Description of the problem
The windy gridworld is a simple example in the textbook. By programming to reproduce and solve this problem, I began to really understand Sarsa and Q-learning. Now I introduce this to you, and it goes:
There is a standard grid world, each of them represents a state, with the start and goal states set on the grid. Your mission is to have a agent travel from the start point to the goal point successfully. Now this is a just standard grid world, if adding a crosswind running upward through the middle of the grid, it turns to be the windy grid world. For the beginning, the action space just contains four actions: up, down, right and left, but in the region of wind, the action will be shifted upward according to the level of the “wind”, which varies from column to column.
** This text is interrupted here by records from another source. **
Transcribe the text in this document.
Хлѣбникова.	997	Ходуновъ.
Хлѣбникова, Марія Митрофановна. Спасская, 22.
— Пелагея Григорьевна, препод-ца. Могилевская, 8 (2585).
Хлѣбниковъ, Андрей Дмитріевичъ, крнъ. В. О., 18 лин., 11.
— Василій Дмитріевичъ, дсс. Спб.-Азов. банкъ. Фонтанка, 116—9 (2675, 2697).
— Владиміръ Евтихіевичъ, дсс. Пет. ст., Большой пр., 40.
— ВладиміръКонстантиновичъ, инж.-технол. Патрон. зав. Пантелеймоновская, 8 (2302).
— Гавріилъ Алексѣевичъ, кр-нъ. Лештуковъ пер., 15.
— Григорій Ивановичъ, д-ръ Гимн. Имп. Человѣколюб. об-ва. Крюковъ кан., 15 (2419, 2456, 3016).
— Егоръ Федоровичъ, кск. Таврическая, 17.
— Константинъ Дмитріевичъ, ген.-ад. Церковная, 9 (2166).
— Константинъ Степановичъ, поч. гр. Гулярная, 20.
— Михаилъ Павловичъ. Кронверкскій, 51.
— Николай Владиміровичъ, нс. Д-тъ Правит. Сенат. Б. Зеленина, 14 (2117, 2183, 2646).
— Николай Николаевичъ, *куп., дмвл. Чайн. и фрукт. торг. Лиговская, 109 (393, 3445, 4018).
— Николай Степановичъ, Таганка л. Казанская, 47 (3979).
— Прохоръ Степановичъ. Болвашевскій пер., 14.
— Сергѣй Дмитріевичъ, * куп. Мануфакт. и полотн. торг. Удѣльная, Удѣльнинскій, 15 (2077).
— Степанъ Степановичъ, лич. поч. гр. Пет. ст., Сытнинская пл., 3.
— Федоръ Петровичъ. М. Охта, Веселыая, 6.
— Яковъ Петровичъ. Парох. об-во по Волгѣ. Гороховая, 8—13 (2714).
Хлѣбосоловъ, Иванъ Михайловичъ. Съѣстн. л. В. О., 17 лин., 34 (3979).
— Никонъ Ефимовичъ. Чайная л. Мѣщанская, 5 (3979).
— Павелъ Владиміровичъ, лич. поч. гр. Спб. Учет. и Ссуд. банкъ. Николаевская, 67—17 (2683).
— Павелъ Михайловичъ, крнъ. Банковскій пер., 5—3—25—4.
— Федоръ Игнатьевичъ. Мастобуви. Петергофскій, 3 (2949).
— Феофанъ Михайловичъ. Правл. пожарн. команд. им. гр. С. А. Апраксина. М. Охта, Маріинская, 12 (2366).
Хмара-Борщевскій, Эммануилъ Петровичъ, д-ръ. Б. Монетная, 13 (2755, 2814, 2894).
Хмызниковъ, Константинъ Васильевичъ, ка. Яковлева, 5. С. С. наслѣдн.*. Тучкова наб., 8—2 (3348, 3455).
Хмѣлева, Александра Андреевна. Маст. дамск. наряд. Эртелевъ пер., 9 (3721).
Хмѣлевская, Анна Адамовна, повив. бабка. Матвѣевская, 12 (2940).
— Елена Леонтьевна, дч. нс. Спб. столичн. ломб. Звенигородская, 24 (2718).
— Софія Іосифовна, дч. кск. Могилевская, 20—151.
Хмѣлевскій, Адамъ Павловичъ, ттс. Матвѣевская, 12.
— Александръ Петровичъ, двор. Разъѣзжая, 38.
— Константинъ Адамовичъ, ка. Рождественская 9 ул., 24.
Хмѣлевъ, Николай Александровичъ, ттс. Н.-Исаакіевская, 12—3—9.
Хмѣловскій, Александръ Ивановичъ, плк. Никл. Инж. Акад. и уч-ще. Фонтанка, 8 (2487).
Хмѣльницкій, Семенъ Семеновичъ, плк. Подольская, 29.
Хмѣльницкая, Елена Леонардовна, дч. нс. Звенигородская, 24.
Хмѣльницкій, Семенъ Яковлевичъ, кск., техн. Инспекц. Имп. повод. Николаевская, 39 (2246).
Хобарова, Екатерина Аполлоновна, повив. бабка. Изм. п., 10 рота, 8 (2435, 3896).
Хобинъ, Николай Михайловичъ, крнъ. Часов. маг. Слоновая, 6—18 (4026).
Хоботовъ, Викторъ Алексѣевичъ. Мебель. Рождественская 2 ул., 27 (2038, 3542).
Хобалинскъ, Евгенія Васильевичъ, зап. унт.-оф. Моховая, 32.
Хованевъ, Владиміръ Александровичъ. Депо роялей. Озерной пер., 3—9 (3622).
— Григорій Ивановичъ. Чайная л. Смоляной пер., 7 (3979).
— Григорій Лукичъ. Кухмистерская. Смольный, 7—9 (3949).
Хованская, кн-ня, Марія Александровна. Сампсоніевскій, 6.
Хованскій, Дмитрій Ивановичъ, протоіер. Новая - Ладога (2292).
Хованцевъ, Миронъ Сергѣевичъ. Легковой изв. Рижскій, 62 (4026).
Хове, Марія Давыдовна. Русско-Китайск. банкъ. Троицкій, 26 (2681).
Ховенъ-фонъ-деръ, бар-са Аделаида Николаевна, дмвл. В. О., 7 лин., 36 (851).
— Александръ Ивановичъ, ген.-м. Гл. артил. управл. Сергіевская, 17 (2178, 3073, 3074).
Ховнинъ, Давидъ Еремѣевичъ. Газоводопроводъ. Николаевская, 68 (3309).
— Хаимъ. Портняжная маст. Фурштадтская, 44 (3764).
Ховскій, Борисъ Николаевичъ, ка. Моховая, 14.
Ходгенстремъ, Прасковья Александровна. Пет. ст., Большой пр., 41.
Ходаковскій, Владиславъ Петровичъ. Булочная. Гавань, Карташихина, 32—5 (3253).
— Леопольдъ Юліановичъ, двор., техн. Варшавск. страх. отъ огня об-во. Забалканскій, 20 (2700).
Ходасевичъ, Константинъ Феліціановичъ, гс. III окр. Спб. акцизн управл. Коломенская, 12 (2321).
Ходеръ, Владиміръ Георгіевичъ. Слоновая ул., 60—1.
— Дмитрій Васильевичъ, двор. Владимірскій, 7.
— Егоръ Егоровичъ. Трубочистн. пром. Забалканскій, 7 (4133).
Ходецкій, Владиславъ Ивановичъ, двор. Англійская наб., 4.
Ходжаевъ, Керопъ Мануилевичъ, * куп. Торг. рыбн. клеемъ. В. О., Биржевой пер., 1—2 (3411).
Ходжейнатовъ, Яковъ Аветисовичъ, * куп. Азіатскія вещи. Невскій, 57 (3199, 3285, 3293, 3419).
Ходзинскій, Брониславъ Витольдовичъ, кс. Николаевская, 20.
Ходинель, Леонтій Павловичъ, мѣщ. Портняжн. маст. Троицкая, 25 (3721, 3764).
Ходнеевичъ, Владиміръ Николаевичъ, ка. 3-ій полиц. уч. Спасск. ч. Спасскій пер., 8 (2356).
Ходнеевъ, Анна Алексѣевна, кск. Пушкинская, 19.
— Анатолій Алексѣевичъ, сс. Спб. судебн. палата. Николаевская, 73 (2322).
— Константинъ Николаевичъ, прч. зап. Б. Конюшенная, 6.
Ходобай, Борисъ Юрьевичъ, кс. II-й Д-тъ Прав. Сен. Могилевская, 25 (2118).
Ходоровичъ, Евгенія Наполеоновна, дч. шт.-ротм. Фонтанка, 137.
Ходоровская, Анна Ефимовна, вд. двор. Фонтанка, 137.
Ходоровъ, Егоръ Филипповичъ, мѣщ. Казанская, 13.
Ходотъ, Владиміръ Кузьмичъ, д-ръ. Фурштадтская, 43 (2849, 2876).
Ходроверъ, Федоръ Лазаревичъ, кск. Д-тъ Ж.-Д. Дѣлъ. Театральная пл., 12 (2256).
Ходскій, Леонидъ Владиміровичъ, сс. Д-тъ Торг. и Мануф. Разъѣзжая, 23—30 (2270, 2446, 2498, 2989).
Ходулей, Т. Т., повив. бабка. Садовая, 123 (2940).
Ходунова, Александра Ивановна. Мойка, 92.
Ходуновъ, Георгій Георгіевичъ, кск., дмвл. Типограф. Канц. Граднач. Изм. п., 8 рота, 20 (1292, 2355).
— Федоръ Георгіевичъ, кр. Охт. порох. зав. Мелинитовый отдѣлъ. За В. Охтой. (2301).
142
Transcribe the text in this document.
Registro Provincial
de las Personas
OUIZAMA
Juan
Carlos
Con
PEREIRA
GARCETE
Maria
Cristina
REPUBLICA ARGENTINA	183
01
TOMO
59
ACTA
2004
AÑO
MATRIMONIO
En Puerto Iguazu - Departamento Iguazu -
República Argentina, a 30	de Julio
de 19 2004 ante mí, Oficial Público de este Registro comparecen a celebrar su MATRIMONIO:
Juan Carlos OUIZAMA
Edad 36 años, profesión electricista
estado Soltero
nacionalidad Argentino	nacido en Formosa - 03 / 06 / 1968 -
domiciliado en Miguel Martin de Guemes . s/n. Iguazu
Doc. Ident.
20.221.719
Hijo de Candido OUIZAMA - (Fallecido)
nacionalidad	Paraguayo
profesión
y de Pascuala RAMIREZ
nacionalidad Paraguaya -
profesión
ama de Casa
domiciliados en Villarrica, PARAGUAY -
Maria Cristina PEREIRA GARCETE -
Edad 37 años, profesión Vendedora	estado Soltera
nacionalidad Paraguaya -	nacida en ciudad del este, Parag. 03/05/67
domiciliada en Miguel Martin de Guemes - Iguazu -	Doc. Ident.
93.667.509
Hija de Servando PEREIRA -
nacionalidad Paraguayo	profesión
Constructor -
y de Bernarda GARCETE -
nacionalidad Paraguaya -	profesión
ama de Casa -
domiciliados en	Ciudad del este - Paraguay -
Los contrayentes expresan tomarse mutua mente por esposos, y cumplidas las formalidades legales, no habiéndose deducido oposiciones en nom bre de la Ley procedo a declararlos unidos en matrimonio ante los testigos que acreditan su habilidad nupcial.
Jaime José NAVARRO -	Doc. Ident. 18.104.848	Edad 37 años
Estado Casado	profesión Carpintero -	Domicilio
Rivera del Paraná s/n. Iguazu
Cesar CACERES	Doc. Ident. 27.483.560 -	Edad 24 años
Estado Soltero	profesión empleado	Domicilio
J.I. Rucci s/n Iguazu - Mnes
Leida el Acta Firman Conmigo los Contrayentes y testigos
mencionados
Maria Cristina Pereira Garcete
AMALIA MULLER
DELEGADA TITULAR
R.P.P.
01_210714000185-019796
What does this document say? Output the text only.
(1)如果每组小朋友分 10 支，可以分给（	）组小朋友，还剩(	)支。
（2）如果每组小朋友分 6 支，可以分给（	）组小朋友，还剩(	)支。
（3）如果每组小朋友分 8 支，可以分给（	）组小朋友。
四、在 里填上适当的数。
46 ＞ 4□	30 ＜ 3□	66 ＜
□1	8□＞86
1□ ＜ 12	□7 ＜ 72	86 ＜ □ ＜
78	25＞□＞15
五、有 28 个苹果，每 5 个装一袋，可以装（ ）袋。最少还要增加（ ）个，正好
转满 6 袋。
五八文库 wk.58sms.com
For example, if you are just one cell to the right of the goal state, then the action left takes you to the cell just above the goal. The whole process is an undiscounted episodic task, with constant rewards of -1 until the goal state is reached.
To further consider the problem, what if expanding the action space to 8 actions? That is, on the basis of the previous, four actions are added: up left, up right, down left and down right.
And finally, what if the wind strength is stochastic instead of constant in every column?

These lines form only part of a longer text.